Sadly, however, the removal of Latin from the school curriculum in New Zealand resulted in its removal from the law curriculum barely a decade after its introduction. This in turn, sped up the demise of Roman law as a compulsory element in the curriculum. Students lacked context to understand Roman law and Roman law teachers were in short supply. Roman law passed into relative oblivion in preference to English and New Zealand law and is in imminent danger of suffering a similar fate in South Africa with few institutions clinging defiantly to including Legal history and Roman law as part of their core LLB curriculum.

Why, you may well ask, is what happened in New Zealand relevant to our discussions? Simply put, lawyers need to be apprised of a deep understanding of the historical basis of the law in order to understand its workings, analyse problems and to research effectively. If the fate of Roman law is regretted in New Zealand, a legal system with no direct Roman law influence, how much more will its loss be felt in a country such as South Africa whose entire legal system, especially its private law, reflects strong Roman law influences?

The trend to remove these disciplines from law curricula has become a flood in more recent years throughout the Western world. This is a state of affairs that we have repeatedly bemoaned at these events and in our publications. However, the increased pressure on the curriculum and the need to adapt it to incorporate further skills development, courses on computer law, legal ethics and the like, without any real prospect that the duration of LLB studies will be extended by a year to accommodate for this, is forcing a further reconsideration of the curriculum.

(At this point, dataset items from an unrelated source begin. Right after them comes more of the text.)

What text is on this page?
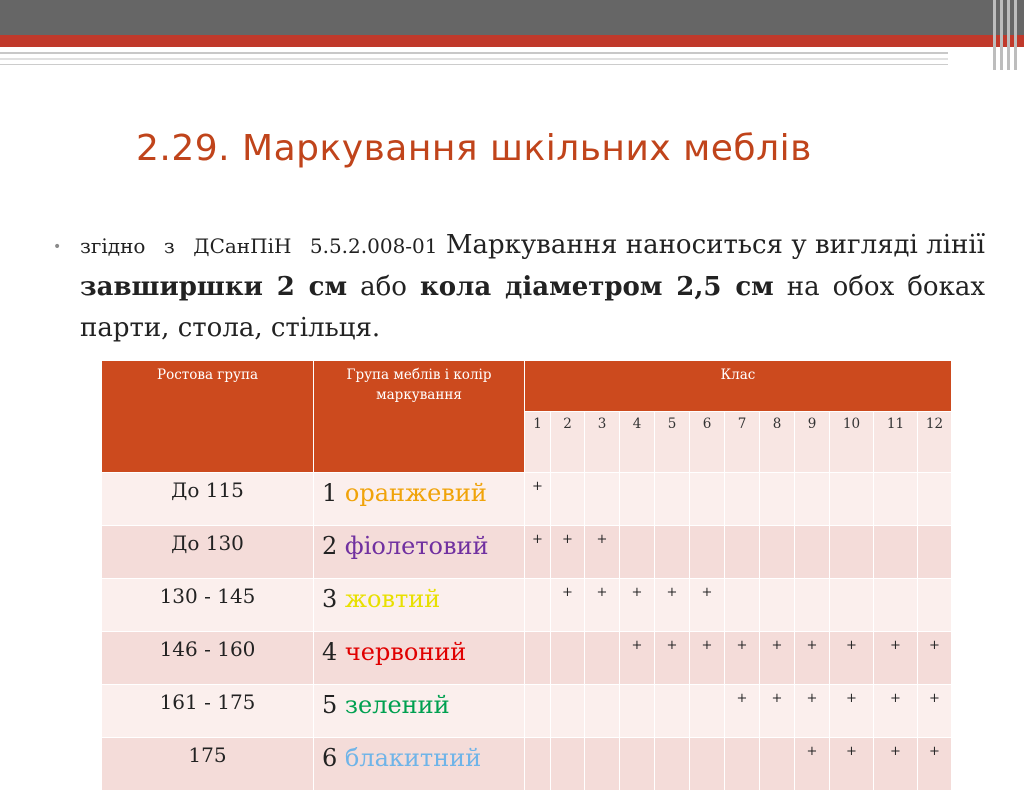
2.29. Маркування шкільних меблів
• згідно з ДСанПіН 5.5.2.008-01 Маркування наноситься у вигляді лінії завширшки 2 см або кола діаметром 2,5 см на обох боках парти, стола, стільця.

Ростова група	Група меблів і колір маркування	Клас											
		1	2	3	4	5	6	7	8	9	10	11	12
До 115	1 оранжевий	+											
До 130	2 фіолетовий	+	+	+									
130 - 145	3 жовтий		+	+	+	+	+						
146 - 160	4 червоний				+	+	+	+	+	+	+	+	+
161 - 175	5 зелений							+	+	+	+	+	+
175	6 блакитний									+	+	+	+
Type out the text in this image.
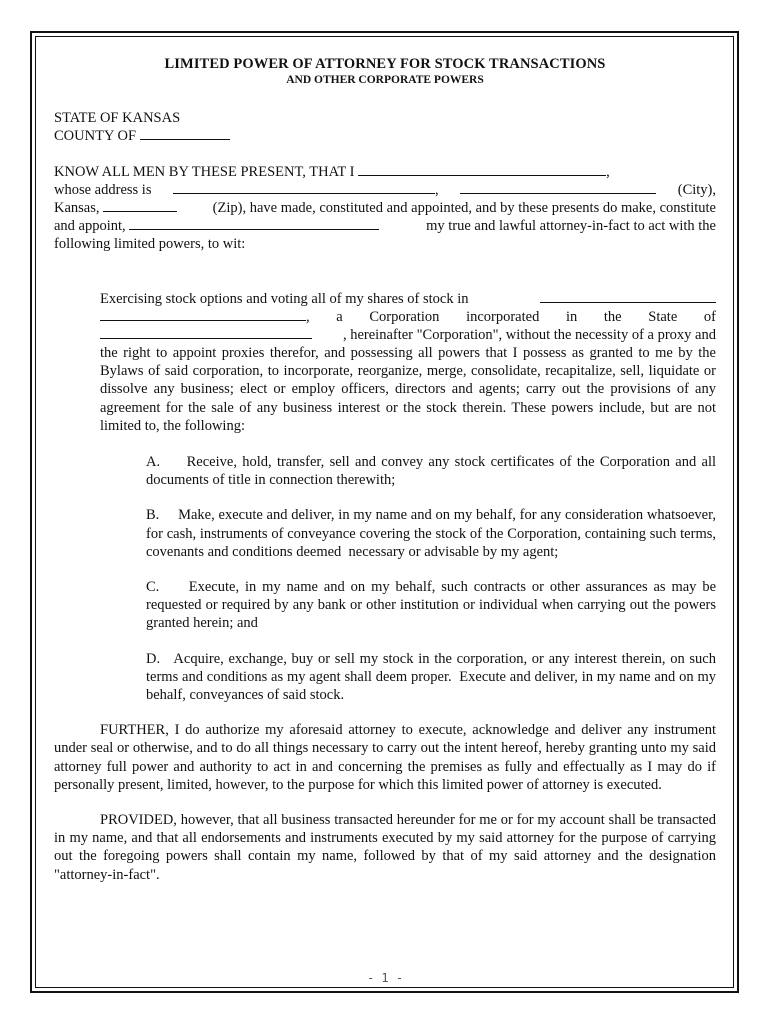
LIMITED POWER OF ATTORNEY FOR STOCK TRANSACTIONS

AND OTHER CORPORATE POWERS

STATE OF KANSAS

COUNTY OF

KNOW ALL MEN BY THESE PRESENT, THAT I	,

whose address is	,	(City),

Kansas,	(Zip), have made, constituted and appointed, and by these presents do make, constitute

and appoint,	my true and lawful attorney-in-fact to act with the

following limited powers, to wit:

Exercising stock options and voting all of my shares of stock in

, a Corporation incorporated in the State of

, hereinafter "Corporation", without the necessity of a proxy and

the right to appoint proxies therefor, and possessing all powers that I possess as granted to me by the Bylaws of said corporation, to incorporate, reorganize, merge, consolidate, recapitalize, sell, liquidate or dissolve any business; elect or employ officers, directors and agents; carry out the provisions of any agreement for the sale of any business interest or the stock therein. These powers include, but are not limited to, the following:

A.     Receive, hold, transfer, sell and convey any stock certificates of the Corporation and all documents of title in connection therewith;

B.     Make, execute and deliver, in my name and on my behalf, for any consideration whatsoever, for cash, instruments of conveyance covering the stock of the Corporation, containing such terms, covenants and conditions deemed  necessary or advisable by my agent;

C.     Execute, in my name and on my behalf, such contracts or other assurances as may be requested or required by any bank or other institution or individual when carrying out the powers granted herein; and

D.   Acquire, exchange, buy or sell my stock in the corporation, or any interest therein, on such terms and conditions as my agent shall deem proper.  Execute and deliver, in my name and on my behalf, conveyances of said stock.

FURTHER, I do authorize my aforesaid attorney to execute, acknowledge and deliver any instrument under seal or otherwise, and to do all things necessary to carry out the intent hereof, hereby granting unto my said attorney full power and authority to act in and concerning the premises as fully and effectually as I may do if personally present, limited, however, to the purpose for which this limited power of attorney is executed.

PROVIDED, however, that all business transacted hereunder for me or for my account shall be transacted in my name, and that all endorsements and instruments executed by my said attorney for the purpose of carrying out the foregoing powers shall contain my name, followed by that of my said attorney and the designation "attorney-in-fact".

- 1 -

The Council for Higher Education in South Africa has called for a national review of the LLB in 2016. Accreditation of LLB curricula at the various South African institutions will ultimately depend upon the outcome of the review process. It is thus imperative for legal historians in South African institutions to promote their subject field if Legal history and Roman law are to be retained in the curriculum. As in many European curricula, these subjects have been relegated to the pool of elective courses or scrapped altogether in many institutions in South Africa. This is unfortunate, as the constant reminders of the importance of these disciplines are consistently overlooked in curriculum design conversations. Thus, despite the fact that the Council for Higher Education has not directed itself towards the prescription of an LLB curriculum for use in all universities in the country, it is determined to create a workable framework that is socially relevant and politically correct. Roman law, as part of the legal history component of law teaching, may well find itself sacrificed on the altar of Eurocentrism in efforts to offer a curriculum more patently Africanised in its content.

Certainly, Roman law had less claim to inclusion in the New Zealand curriculum than the South African, given that the New Zealand legal system was not subject to the same civil law influences as South African law was. Despite this, the common-sense resort to Roman law principles to supplement the law where this was appropriate in comparable situations meant that Roman law continued to exert an influence on New Zealand law even after its removal from the curriculum. The principles and thought processes associated with Roman law have enriched the New Zealand law and, sadly, as the last of those educated in Roman law gradually retire from the profession in New Zealand, this knowledge will be lost and the law impoverished by it.

If this is true of New Zealand, how much more important to preserve Roman law in the South African context where vast areas of the law have been subject to extensive Roman law influences. Not only is Roman law and Legal history an essential tool in legal historical and comparative legal research, but its influences in reasoning in court decisions is undeniable. Thus, while we enjoy this conference I ask that you reflect on this conundrum that faces modern legal education and that you leave here with renewed vigour to fight for the future of our subject discipline.

Please enjoy your evening and the next few days of academic exchange.